Aib Sepanjang Usia

A VPN is an essential component of IT security, whether you’re just starting a business or are already up and running. Most business interactions and transactions happen online and VPN
makaryggagal

 Lapis-lapis Kebajikan: Aib Sepanjang Usia

Adalah wajar apabila setiap wanita mendambakan kehidupan rumah tangga yang damai, rukun, dan harmonis. Termasuk aku. Sebagai seorang istri yang masih muda belia, aku juga memimpikan saat-saat yang indah bersama suami.

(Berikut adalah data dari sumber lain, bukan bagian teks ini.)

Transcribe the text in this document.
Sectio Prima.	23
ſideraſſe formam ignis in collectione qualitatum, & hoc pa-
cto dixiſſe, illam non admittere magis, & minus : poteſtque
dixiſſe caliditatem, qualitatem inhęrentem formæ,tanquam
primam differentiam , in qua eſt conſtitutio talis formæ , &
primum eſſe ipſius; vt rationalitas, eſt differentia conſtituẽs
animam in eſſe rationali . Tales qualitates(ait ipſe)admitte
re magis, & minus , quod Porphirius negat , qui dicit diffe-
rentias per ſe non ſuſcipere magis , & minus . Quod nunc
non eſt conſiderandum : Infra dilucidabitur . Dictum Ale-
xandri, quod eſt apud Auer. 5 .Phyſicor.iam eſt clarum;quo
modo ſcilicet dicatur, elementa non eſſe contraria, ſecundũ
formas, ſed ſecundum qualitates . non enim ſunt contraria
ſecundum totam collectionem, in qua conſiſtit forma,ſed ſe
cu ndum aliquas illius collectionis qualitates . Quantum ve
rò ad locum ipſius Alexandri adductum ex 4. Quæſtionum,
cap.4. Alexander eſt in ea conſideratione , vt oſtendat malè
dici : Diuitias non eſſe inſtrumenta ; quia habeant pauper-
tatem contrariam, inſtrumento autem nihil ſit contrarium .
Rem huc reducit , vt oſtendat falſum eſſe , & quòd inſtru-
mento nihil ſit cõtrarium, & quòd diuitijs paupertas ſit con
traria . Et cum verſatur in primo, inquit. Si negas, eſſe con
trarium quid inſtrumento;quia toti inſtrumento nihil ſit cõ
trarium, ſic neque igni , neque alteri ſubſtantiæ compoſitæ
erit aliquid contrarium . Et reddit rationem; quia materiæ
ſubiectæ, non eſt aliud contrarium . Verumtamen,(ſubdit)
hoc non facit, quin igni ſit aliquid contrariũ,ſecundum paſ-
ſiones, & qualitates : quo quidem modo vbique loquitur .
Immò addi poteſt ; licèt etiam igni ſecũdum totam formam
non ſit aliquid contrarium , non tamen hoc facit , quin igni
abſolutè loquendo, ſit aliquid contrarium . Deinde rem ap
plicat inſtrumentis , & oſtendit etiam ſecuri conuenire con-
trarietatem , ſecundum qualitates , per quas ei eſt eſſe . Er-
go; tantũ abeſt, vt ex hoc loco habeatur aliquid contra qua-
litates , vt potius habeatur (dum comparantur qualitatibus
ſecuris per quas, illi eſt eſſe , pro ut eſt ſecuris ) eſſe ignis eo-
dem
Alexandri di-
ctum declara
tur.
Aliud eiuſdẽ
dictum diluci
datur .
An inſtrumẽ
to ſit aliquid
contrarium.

Namun, rasanya kesempatanku untuk menjadi ibu rumah tangga yang bahagia sudah terkubur dalam lumpur. Sulit bagiku untuk dapat berdiri kembali, sama sulitnya dengan dengan menegakkan benang basah. Memang begitulah keadaanku saat ini. Sebab biang keladi semua kesusahanku adalah Bang Amir, suamiku sendiri. Dialah yang mula-mula memperkenalkan aku dengan dosa dan membuatku ketagihan untuk lagi-lagi berbuat dosa.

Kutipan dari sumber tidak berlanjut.